C’était il y a déjà une trentaine d’années. Mon ami Henri m’avait proposé de l’accompagner à Whyxcz (prononcez Whyxcz), la célèbre capitale de la Bordurie. Sur le coup je n’avais pas compris que je faisais parti de sa couverture. En effet, le gouvernement l’envoyait en mission très spéciale dans ce pays avec lequel la France entretenait des relations souvent conflictuelles. Ceux d’entre vous qui avez passé la soixantaine se souviendront de l’affaire Zskhyx (le frère du Président), à la suite de laquelle les ambassadeurs avaient été rappelés dans leurs pays respectifs. Et je ne vous parlerai pas des nombreux conflits frontaliers avec la Syldavie voisine. Bref, à l’époque, la Bordurie était un pays à hauts risques.

Je me souviens très bien de nos premiers jours à Whyxcz. Les promenades dans la vieille ville, les flâneries sur les remparts, la visite du fameux musée des beaux-arts, les bocks de bière à la terrasse du café Ziegfeld, les soirées à l’opéra, tout cela m’enchantait. De plus Henri était très généreux, même si je soupçonnais que ses frais de mission n’y étaient pas pour rien. Tout se passait donc pour le mieux dans le meilleur des mondes. Jusqu’au jour où…

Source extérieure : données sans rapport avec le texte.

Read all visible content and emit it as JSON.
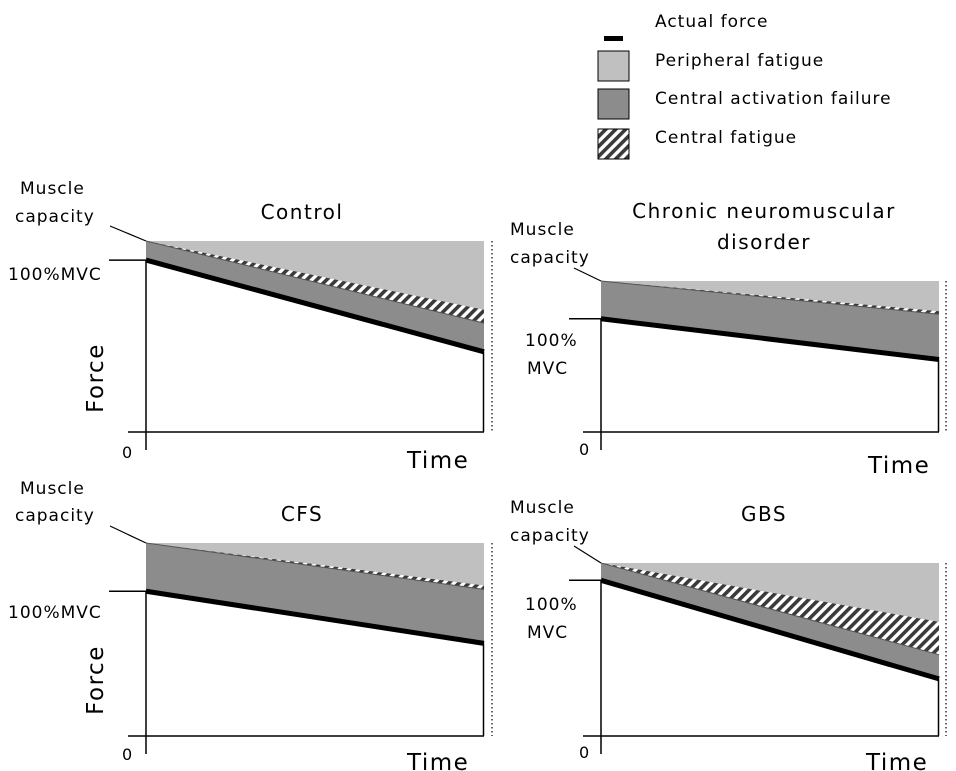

J’avais remarqué deux choses. La première c’est que la mission d’Henri ne me semblait pas une charge épuisante. La deuxième, c’est qu’Henri ne faisait pas vraiment attention à son argent. Je m’imaginais que c’était parce qu’il était loin d’en manquer… Un jour où nous déjeunions en terrasse, je lui fis remarquer qu’il ne devrait pas laisser son portefeuille sur la table, car j’avais lu dans mon guide que de nombreux petits étrangers (surtout des Valaques) étaient des champions du vol à la tire. Comme, à cette époque les touristes étaient peu nombreux et se remarquaient, les risques étaient d’autant plus grands.
- Regarde plutôt les Dupont-Dupond, les deux types en gabardine, là devant le cinéma d’en face.
- Et alors ?
- Ce sont des employés de la Sécuritatis, chuchota-t-il, la police secrète bordure, département surveillance des étrangers. Nous devons les convaincre que nous sommes bien d’honnêtes touristes.

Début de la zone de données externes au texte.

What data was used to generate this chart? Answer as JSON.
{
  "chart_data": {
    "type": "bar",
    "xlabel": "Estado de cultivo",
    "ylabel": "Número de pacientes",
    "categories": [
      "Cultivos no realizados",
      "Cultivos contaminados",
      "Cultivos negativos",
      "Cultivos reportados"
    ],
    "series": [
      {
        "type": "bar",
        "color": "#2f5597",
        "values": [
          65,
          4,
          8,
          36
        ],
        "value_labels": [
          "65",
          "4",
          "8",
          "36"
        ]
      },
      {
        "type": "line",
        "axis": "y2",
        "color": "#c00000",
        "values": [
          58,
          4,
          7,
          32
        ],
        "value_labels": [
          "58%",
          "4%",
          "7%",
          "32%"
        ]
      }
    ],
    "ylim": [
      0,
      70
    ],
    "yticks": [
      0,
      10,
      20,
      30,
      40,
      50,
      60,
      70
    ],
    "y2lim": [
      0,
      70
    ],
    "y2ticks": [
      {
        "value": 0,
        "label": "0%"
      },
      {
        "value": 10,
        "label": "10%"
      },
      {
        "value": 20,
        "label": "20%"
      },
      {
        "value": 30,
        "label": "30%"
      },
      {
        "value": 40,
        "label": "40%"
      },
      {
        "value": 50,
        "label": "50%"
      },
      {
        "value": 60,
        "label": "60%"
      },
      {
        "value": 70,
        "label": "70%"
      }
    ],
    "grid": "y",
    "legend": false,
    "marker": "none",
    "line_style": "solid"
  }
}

Ceci dit, Henri se plongea dans « La Bordurie en une semaine »… C’est à partir de ce jour-là que je commençais à trouver l’atmosphère oppressante, imaginant un membre de la Sécuritatis derrière chaque cireur de chaussure ou vendeur de zakouskys (les petites saucisses bordures au piment).

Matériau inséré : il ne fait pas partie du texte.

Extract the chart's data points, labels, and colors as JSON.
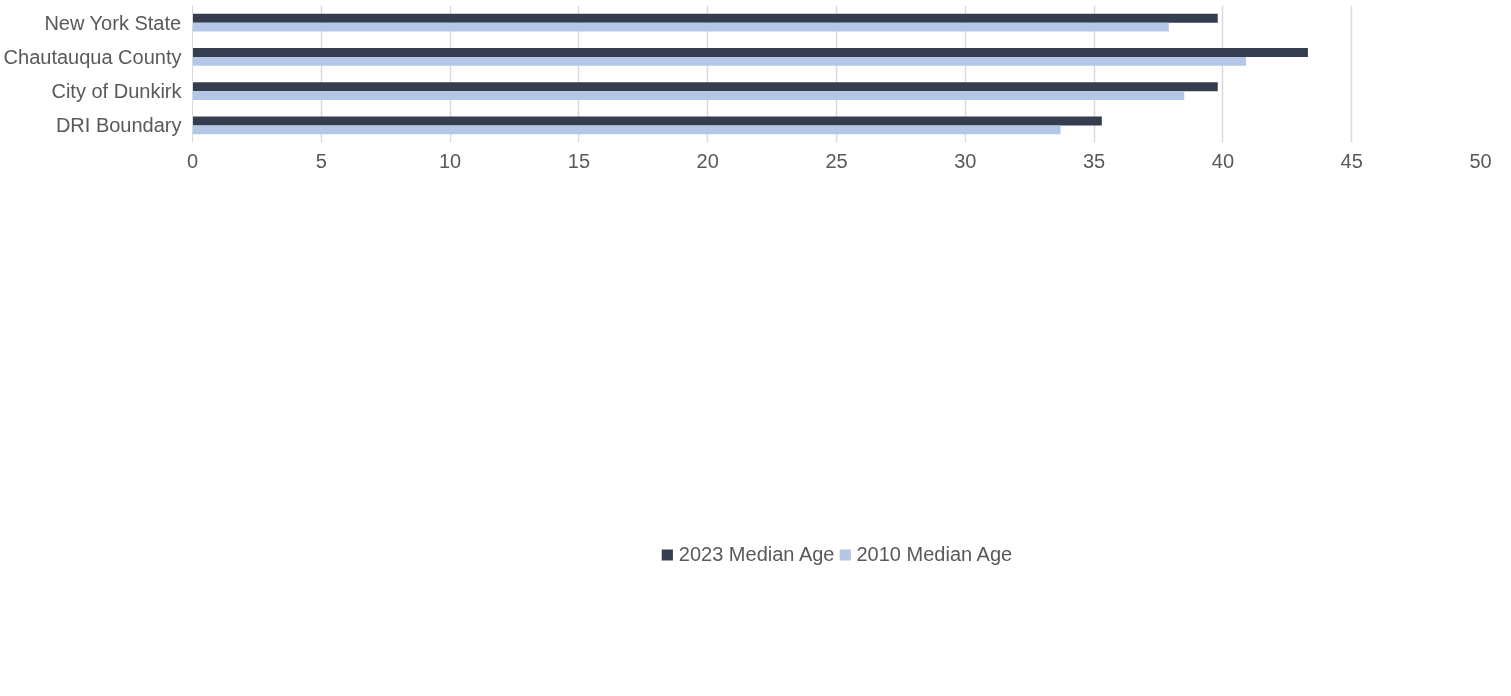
{
  "chart_data": {
    "type": "bar",
    "orientation": "horizontal",
    "categories": [
      "New York State",
      "Chautauqua County",
      "City of Dunkirk",
      "DRI Boundary"
    ],
    "series": [
      {
        "name": "2023 Median Age",
        "color": "#343e50",
        "values": [
          39.8,
          43.3,
          39.8,
          35.3
        ]
      },
      {
        "name": "2010 Median Age",
        "color": "#b4c7e7",
        "values": [
          37.9,
          40.9,
          38.5,
          33.7
        ]
      }
    ],
    "xlim": [
      0,
      50
    ],
    "xticks": [
      0,
      5,
      10,
      15,
      20,
      25,
      30,
      35,
      40,
      45,
      50
    ],
    "grid": "x",
    "legend": "bottom"
  }
}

En plus de cette ambiance pesante, Mathilde et les enfants commençaient à me manquer. Je m’en ouvrai à Henri.
- J’ai encore besoin de toi pour quelques jours. J’espère que ce ne sera plus long, maintenant.
Mystère et zakouskys, comme disent les Bordures. J’espérais seulement qu’il avait raison et que l’événement qu’il semblait attendre se produirait rapidement.

Un matin, le trolleybus était bondé. Nous étions serrés comme des petits pois en conserve. Henri avait décidé d’aller rendre un hommage au héros de la patrie, le Maréchal Plexy-Glass dont le mausolée contenant la dépouille embaumée, s’érigeait place de la Libération. L’allure était lente car à chaque aiguillage, la conductrice en uniforme ouvrait un fenestron, sortait une grande perche et poussait le rail du bon côté, avant de redémarrer. Le trolley venait juste de repartir, lorsque je m’aperçus qu’un jeune Valaque, avec une grande maestria, était en train de s’approprier le portefeuille d’Henri qui dépassait de sa poche arrière. Je me précipitai sur le gamin qui réussit à descendre à l’arrêt du mausolée, pour disparaître dans la foule.
- Je suis désolé Henri, je n’ai pas pu l’empêcher de subtiliser ton portefeuille.
Henri m’entraîna à l’écart de la populace qui faisait la queue devant le monument du Maréchal.
- Idiot que tu es ! Bien sûr que je m’étais aperçu de son manège. Mais il ne fallait surtout pas l’en empêcher. Maintenant, nous allons porter plainte à la police.
- Comment ça ? A la police ? Tu n’as pas peur que… ?
- Certainement pas ! Tu imagines un agent secret se faire voler ses papiers ? Et en plus, faire une déclaration à la police ? Il n’y a que les touristes pour faire ça !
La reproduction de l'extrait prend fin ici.